Berita

Vonis Angie, Modal KPK Mengembangkan Kasus

Asalkan putusan pihak-pihak lain yang menerima aliran dana dalam pembahasan anggaran proyek di Kemenpora dan Kemendikbud.
Oleh:
FAT
Bacaan 2 Menit
KPK menaruh harapan dalam putusan majelis hakim terhadap terdakwa Angelina Sondakh. Foto: Sgp
KPK menaruh harapan dalam putusan majelis hakim terhadap terdakwa Angelina Sondakh. Foto: Sgp

KPK punya harapan dalam putusan majelis hakim terhadap terdakwa Angelina Sondakh. Yaitu, menyebutkanketerlibatan pihak lainyang turut menerima suap.

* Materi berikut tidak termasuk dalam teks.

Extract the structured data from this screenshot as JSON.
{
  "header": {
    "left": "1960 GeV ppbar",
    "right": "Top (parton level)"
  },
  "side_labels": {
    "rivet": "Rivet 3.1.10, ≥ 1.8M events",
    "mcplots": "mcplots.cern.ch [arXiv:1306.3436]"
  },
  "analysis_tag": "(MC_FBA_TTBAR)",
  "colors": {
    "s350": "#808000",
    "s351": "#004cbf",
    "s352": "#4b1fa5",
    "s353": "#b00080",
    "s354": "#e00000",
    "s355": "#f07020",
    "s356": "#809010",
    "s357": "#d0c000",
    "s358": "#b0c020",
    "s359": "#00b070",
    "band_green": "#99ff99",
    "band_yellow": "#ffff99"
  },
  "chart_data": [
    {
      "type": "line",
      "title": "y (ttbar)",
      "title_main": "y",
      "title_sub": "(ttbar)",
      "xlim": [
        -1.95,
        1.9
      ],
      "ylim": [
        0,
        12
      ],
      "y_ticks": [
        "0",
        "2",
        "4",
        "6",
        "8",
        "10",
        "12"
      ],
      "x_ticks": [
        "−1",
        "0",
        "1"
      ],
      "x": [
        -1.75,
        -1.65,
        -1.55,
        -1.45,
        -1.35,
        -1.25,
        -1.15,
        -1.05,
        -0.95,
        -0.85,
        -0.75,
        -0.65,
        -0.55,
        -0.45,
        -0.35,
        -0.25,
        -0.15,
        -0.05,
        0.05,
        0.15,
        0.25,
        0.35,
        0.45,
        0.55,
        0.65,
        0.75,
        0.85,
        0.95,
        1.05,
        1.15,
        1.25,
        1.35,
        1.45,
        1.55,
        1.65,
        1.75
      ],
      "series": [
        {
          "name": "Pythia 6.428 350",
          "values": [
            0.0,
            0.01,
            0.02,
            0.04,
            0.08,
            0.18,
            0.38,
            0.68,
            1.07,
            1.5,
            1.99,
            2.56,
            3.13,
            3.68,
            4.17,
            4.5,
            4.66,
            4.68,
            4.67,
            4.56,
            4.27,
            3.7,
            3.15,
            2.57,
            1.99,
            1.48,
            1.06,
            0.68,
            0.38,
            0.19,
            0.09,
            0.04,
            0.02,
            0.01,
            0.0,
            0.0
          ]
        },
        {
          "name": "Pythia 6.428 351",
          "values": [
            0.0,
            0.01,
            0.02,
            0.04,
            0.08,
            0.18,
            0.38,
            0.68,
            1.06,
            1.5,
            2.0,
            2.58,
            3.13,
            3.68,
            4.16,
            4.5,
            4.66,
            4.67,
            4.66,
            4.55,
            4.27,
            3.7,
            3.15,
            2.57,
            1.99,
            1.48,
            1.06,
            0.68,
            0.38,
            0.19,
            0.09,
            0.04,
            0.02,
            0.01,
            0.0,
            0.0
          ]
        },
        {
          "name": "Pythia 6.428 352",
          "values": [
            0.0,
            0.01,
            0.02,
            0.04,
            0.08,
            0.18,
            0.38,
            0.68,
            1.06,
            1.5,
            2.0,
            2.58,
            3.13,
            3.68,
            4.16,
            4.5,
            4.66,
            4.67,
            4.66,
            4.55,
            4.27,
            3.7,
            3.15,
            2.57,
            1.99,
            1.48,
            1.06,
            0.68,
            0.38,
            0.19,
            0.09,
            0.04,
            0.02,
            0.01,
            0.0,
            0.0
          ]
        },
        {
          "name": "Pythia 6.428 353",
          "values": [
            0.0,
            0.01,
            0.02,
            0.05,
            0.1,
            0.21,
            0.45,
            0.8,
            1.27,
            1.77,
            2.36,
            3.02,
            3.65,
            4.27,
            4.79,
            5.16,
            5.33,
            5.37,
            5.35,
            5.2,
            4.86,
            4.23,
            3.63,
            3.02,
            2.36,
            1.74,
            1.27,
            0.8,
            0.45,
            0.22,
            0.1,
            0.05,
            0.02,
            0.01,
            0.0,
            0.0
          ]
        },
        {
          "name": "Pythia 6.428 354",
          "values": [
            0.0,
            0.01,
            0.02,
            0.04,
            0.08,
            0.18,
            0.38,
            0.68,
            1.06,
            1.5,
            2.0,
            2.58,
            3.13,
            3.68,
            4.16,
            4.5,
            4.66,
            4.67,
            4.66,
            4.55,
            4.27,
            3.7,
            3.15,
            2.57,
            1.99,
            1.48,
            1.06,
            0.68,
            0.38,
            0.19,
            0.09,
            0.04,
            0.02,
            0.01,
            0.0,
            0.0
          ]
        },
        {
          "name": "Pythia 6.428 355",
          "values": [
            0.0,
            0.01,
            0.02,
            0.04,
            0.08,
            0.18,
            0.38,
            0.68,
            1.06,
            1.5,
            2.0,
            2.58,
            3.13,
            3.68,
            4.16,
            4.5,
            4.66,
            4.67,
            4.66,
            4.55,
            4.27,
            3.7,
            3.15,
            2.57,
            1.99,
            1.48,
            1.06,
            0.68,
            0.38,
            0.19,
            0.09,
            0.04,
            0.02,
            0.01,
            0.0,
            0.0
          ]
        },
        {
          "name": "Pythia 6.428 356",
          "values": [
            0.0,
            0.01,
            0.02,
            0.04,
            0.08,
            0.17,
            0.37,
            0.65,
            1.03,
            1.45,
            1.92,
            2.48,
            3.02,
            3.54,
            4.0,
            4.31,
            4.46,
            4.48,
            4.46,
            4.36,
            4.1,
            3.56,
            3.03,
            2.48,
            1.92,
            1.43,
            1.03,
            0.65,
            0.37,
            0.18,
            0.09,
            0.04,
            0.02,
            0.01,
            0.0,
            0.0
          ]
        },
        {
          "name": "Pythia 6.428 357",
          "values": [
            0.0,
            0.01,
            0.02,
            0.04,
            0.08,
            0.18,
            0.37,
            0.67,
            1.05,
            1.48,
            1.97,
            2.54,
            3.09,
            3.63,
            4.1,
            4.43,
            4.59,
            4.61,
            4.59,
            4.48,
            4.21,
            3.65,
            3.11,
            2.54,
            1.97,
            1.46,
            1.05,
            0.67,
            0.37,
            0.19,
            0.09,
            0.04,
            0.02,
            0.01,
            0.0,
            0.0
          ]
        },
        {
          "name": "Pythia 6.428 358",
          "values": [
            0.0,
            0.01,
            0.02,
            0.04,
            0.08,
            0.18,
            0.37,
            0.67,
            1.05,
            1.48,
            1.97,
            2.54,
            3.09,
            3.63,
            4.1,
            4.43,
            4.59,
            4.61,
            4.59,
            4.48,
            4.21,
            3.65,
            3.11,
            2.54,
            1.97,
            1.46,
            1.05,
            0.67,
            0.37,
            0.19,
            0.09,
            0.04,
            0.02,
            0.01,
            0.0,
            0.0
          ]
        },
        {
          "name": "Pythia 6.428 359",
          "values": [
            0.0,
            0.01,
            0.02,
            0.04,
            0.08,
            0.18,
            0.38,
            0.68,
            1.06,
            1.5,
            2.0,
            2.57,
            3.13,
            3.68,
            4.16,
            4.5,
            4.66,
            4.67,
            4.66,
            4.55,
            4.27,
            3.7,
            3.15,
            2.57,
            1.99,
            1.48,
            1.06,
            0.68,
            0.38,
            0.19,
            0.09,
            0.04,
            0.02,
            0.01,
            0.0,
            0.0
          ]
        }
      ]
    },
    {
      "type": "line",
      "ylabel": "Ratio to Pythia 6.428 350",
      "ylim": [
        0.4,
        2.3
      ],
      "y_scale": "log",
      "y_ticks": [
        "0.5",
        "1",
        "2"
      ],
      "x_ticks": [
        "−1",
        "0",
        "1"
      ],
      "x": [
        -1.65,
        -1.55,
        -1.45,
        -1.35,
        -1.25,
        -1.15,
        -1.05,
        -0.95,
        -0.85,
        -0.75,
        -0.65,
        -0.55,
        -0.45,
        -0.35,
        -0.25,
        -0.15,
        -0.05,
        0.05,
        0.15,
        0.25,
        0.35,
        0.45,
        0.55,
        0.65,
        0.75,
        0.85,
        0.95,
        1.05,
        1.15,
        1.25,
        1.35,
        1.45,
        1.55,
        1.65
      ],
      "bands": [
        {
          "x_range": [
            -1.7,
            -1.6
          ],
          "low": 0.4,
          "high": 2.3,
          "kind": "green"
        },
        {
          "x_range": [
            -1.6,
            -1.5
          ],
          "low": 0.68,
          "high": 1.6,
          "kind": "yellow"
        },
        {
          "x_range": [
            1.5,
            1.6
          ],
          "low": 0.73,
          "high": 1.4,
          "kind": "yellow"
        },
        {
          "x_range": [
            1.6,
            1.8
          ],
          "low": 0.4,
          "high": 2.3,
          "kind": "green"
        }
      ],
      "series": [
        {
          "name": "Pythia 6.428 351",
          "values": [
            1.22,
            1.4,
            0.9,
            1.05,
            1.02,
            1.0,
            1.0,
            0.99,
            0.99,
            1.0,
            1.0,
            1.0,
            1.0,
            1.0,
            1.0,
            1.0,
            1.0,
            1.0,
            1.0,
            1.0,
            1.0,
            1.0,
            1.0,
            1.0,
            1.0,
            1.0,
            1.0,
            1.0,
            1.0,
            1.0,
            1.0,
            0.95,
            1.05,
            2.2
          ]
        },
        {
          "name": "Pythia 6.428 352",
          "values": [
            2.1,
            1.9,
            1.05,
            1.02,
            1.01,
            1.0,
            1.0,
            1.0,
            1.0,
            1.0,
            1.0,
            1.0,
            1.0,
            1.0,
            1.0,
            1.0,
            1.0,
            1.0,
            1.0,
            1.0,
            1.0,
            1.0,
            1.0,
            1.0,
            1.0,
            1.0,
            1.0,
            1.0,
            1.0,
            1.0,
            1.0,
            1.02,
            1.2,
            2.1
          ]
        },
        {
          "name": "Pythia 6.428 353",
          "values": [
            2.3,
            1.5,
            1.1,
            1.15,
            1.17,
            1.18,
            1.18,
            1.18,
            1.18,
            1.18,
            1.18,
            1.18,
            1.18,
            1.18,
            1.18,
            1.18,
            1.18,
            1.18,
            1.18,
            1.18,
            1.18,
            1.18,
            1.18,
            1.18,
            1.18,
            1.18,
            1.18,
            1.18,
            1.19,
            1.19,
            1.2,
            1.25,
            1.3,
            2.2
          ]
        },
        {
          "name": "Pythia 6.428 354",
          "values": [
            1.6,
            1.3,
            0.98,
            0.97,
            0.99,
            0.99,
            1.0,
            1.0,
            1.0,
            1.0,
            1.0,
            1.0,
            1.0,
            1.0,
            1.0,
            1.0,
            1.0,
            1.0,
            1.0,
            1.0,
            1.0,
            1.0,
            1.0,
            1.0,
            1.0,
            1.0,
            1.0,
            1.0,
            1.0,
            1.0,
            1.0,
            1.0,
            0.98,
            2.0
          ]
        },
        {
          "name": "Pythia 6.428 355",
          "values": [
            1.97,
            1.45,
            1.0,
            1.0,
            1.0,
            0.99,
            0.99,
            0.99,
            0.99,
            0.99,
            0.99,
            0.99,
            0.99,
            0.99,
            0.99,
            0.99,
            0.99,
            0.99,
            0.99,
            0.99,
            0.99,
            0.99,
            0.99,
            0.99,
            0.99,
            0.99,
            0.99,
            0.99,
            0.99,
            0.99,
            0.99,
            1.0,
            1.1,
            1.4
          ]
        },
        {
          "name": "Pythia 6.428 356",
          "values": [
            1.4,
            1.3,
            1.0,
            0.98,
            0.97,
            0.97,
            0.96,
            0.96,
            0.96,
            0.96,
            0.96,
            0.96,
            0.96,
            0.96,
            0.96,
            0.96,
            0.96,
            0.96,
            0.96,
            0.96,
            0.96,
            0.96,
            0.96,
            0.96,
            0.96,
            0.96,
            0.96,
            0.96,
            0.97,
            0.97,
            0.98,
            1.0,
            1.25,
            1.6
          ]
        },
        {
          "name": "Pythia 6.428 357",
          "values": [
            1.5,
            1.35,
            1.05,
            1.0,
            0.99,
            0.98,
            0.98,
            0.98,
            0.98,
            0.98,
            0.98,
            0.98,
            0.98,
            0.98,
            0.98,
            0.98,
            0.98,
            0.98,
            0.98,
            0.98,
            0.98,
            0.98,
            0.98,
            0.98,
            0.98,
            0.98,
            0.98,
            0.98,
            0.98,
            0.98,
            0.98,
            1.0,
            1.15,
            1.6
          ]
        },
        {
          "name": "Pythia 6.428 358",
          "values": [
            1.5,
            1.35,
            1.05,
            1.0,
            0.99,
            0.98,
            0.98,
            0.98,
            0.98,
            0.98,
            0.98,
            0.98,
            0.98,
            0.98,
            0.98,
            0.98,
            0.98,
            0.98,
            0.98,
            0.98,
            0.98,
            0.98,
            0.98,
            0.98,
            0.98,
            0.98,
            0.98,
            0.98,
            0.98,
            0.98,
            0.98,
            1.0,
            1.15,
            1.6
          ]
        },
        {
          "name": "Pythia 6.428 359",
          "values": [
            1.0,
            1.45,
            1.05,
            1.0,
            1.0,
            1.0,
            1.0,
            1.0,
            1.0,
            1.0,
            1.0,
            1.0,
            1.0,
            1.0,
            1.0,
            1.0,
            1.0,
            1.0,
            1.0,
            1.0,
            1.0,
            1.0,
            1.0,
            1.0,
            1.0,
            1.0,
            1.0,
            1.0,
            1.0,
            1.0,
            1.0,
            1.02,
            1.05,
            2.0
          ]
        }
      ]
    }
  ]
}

Terkait pembahasan anggaran di Kementerian Pemuda dan Olahraga (Kemenpora) dan Kementerian Pendidikan dan Kebudayaan (Kemendikbud).

Menurut Juru Bicara KPK Johan Budi, penyebutan nama lain yang menerima suap akan menjadi landasan KPK untuk mengembangkan kasus ini. “Apabila amar putusan Angie besalah menerima suap secara bersama-sama, pasti KPK melakukan penyelidikan dan penyidikan baru,” ujarnya, Rabu (9/13).

Angie, dalam surat dakwaan yang disusun penuntut umum KPK,disebut terdapat aliran dana yang mengalir ke Anggota Komisi X DPR, I Wayan Koster. Jumlah uang yang diterima Koster mencapai Rp5 miliar, dengan dua kali pemberian.

Pemberian pertama, sebesar Rp2 miliar yang dibungkus dalam paket menggunakan kardus printer warna putih dan diantarkan supir Permai Grup, Lutfie ke ruangan kerja Koster di Ruang 613 Lantai 6 Gedung Nusantara I kantor DPR. Namun, yang menerima uang tersebut bukanlah Koster langsung, melainkan asistennya yang bernama Budi Supriatna. Untuk pemberian kedua, terjadi sore harinya sebesar Rp3 miliar.

Atas dasar itu, lanjut Johan, dalam putusannya nanti majelis hakim diharapkan mengabulkan pasal turut serta yakni Pasal 55 ayat (1) ke-1 KUHP yang masuk dalam menjerat terdakwa Angie. Menurutnya, jika pasal turut serta dan penyebutan nama yang diduga menerima suap, KPK akan menindaklanjuti dengan membuka penyelidikan dan bahkan penyidikan baru.

“Saya kira iya, pasti. Siapapun akan diusut KPK,” tutur Johan.

Dalam kesempatan yang sama, Johan juga berharap majelis hakim dapat mengabulkan rumusan delik Pasal 18 UU Pemberantasan Korupsi yang dijerat ke Angie. Jika pasal ini disetujui majelis, nantinya uang-uang yang diduga berasal dari tindak pidana korupsi yang dimiliki Angie dapat dirampas dan disita untuk negara.

Menurut Johan, penggunaan Pasal 18 UU Pemberantasan Korupsi dalam tindak pidana suap sudah dua kali diterapkan KPK. Namun, dalam penerapan pertama dengan terdakwa Hakim Syarifuddin, di pengadilan tingkat pertama pasal tersebut tak dikabulkan majelis hakim.